Selon la télévision iranienne, Ali Larijani qui doit prendre la
parole dimanche devant la conférence, aura des entretiens avec des
responsables allemands et européens, qui devraient l'exhorter à
revenir à la table de négociations.
afp/sun
La Maison Blanche "surprise et déçue"
"Nous sommes surpris et déçus par les déclarations du président Poutine. Ses accusations sont fausses. Nous comptons poursuivre la coopération avec la Russie dans les domaines importants pour la communauté internationale comme la lutte contre le terrorisme et la réduction de la menace des armes de destruction massive et de leur prolifération", a dit dans un communiqué un porte-parole du conseiller à la Maison Blanche pour la sécurité nationale, Gordon Johndroe.
Poutine: Bush est pire que Saddam
Vladimir Poutine a aussi estimé que l'intervention américaine avait fait plus de mal à l'Irak que Saddam Hussein, dans une interview à la chaîne de télévision satellitaire Al-Jazira.

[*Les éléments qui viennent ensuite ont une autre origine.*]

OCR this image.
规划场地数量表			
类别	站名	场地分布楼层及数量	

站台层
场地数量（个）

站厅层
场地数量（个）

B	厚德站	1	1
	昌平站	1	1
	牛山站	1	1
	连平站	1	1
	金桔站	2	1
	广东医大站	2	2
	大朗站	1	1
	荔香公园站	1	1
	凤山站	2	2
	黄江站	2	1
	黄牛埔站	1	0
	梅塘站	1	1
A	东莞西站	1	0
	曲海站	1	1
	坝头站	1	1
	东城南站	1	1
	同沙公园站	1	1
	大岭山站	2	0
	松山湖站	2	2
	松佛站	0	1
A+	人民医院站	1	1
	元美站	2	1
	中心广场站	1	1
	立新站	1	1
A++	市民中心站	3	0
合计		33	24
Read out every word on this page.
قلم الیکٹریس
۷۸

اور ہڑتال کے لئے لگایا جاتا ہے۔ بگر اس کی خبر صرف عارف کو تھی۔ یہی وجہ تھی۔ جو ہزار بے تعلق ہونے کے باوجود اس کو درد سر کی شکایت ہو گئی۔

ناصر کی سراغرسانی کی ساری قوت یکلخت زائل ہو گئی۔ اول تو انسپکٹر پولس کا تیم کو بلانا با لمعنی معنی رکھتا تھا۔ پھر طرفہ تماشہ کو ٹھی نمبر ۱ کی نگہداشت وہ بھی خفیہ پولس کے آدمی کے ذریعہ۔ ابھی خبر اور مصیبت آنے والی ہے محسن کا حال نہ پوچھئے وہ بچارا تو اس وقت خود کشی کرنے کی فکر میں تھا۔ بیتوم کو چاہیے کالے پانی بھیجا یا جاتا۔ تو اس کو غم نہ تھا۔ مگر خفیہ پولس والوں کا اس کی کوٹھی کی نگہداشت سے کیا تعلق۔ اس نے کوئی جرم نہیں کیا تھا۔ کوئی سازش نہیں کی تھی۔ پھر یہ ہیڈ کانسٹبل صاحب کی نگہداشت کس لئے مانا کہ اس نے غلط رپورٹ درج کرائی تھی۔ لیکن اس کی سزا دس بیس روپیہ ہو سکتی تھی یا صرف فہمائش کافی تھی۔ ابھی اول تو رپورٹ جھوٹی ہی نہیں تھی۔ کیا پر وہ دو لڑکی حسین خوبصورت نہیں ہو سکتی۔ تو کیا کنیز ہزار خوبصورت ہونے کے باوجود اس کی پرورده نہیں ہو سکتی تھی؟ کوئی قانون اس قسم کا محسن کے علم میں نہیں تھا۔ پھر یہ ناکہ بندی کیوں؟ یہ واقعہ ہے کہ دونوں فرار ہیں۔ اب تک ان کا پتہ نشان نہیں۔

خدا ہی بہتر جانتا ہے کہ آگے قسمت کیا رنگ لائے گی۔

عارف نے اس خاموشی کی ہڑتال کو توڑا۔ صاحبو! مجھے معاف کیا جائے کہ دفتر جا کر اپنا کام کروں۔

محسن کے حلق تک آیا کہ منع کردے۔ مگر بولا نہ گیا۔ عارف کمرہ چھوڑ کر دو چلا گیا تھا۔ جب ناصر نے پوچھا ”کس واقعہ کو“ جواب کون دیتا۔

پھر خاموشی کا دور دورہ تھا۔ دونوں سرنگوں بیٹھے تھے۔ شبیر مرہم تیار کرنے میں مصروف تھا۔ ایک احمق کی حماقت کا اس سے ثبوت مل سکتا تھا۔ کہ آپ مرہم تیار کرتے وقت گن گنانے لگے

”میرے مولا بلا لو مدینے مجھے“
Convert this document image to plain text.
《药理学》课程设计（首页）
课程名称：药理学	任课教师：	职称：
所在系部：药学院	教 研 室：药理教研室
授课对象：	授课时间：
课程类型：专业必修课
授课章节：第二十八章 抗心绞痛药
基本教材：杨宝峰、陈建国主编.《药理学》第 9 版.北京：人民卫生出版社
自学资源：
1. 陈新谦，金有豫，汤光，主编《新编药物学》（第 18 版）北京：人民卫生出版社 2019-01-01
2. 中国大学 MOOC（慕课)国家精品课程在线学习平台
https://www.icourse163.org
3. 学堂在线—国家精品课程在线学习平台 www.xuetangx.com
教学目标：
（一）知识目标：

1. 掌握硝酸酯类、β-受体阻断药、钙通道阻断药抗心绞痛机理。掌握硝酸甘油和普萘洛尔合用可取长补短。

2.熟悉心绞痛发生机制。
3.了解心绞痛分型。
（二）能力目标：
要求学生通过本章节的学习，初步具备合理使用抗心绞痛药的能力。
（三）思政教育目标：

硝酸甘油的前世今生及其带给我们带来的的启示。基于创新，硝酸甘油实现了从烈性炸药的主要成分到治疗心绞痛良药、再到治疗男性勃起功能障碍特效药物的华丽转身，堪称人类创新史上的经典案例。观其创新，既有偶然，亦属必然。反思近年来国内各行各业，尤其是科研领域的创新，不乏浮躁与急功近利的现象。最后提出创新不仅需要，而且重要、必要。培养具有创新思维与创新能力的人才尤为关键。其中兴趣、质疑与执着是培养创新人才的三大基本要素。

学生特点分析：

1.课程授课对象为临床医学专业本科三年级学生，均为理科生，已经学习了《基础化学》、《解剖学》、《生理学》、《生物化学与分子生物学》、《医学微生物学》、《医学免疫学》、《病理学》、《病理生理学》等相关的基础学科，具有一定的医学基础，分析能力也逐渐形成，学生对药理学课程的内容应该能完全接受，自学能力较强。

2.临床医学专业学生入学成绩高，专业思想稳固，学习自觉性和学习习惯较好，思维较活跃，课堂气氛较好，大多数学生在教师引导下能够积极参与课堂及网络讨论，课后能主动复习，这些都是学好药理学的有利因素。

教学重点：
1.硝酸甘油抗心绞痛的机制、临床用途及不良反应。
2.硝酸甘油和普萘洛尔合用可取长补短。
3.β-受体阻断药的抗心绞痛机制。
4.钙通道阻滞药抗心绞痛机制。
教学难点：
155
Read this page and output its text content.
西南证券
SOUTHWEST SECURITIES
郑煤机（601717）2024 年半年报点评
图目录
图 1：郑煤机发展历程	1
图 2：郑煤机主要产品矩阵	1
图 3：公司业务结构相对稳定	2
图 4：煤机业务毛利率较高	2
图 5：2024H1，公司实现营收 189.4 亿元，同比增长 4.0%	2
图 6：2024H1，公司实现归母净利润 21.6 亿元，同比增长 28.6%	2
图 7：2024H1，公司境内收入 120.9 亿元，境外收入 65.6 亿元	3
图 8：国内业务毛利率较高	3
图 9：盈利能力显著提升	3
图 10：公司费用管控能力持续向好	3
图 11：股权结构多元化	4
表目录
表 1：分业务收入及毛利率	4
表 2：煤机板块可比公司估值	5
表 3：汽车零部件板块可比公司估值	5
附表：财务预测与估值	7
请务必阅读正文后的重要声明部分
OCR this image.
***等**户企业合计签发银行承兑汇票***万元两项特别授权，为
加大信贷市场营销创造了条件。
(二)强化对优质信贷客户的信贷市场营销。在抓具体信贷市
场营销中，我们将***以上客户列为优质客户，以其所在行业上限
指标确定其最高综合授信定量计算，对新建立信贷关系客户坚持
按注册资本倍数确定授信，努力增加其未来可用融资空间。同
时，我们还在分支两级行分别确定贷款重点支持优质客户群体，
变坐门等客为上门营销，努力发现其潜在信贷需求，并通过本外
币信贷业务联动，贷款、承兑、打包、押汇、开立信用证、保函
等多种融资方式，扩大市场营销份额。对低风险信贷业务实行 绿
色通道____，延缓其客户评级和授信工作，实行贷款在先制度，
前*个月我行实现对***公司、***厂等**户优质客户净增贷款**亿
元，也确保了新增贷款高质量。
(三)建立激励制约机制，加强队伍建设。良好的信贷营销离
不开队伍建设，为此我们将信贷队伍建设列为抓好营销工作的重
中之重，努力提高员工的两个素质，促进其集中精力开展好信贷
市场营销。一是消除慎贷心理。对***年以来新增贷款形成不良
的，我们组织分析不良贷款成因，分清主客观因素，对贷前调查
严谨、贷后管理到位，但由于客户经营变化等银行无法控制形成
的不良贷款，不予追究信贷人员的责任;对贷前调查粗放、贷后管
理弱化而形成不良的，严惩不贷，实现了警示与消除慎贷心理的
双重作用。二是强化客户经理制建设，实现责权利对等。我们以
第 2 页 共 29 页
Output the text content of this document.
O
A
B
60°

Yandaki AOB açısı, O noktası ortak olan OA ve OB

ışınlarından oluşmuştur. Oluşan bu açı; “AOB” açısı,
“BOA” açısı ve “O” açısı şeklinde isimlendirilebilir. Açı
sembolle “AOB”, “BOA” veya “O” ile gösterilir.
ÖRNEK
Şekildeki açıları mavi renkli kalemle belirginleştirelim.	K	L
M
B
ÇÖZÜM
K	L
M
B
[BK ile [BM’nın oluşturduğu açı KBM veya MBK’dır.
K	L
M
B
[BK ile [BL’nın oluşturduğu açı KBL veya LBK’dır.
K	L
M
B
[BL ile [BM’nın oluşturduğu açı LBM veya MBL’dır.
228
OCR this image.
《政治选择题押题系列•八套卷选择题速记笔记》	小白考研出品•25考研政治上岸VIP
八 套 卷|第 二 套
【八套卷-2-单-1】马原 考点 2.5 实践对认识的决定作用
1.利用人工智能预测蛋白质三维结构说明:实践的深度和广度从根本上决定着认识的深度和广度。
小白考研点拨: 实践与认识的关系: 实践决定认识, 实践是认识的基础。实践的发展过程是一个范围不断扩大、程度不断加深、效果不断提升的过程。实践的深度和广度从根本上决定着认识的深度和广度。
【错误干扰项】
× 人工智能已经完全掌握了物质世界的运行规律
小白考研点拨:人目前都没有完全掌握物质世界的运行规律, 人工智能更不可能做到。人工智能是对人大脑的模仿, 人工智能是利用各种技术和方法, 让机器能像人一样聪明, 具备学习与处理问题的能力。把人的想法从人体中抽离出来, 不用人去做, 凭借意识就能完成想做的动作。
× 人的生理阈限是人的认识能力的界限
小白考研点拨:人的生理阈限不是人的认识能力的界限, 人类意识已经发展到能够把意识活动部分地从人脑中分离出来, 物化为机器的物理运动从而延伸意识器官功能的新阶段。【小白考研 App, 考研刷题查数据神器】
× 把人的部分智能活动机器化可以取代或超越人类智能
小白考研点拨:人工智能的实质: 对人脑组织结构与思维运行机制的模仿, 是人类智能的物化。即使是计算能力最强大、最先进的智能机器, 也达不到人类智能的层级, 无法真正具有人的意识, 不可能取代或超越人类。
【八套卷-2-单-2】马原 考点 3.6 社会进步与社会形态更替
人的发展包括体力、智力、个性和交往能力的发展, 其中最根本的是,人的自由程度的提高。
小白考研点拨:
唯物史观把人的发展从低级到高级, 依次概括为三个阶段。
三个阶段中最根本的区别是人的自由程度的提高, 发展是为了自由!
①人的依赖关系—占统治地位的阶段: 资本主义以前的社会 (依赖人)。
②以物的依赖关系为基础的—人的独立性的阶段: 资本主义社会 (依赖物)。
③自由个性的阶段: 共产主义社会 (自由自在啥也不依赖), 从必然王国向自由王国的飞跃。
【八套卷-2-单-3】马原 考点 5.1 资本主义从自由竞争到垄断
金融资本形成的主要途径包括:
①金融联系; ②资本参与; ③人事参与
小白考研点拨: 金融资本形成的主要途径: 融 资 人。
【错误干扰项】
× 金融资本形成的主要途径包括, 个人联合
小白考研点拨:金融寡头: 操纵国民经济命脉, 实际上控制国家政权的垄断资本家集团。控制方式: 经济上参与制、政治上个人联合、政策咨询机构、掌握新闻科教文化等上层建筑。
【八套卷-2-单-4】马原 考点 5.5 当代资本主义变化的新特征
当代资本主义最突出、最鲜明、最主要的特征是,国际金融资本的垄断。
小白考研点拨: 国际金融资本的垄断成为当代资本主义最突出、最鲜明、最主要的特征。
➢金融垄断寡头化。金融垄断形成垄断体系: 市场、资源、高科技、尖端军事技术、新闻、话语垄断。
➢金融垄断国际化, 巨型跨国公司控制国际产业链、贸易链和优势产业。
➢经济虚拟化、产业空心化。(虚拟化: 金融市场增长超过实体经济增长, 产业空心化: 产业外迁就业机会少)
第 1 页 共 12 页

Rappelant que Saddam Hussein a été pendu pour l'exécution de 148 villageois chiites, Vladimir Poutine a souligné que "pendant les combats en Irak plus de 3000 Américains ont été tués et (que) les victimes civiles en Irak sont estimées à des centaines de milliers".
"Peut-on comparer l'un et l'autre?", s'est-il interrogé. Il a une nouvelle fois appelé les Etats-Unis à établir un délai pour le retrait des troupes multinationales d'Irak et a critiqué la stratégie américaine.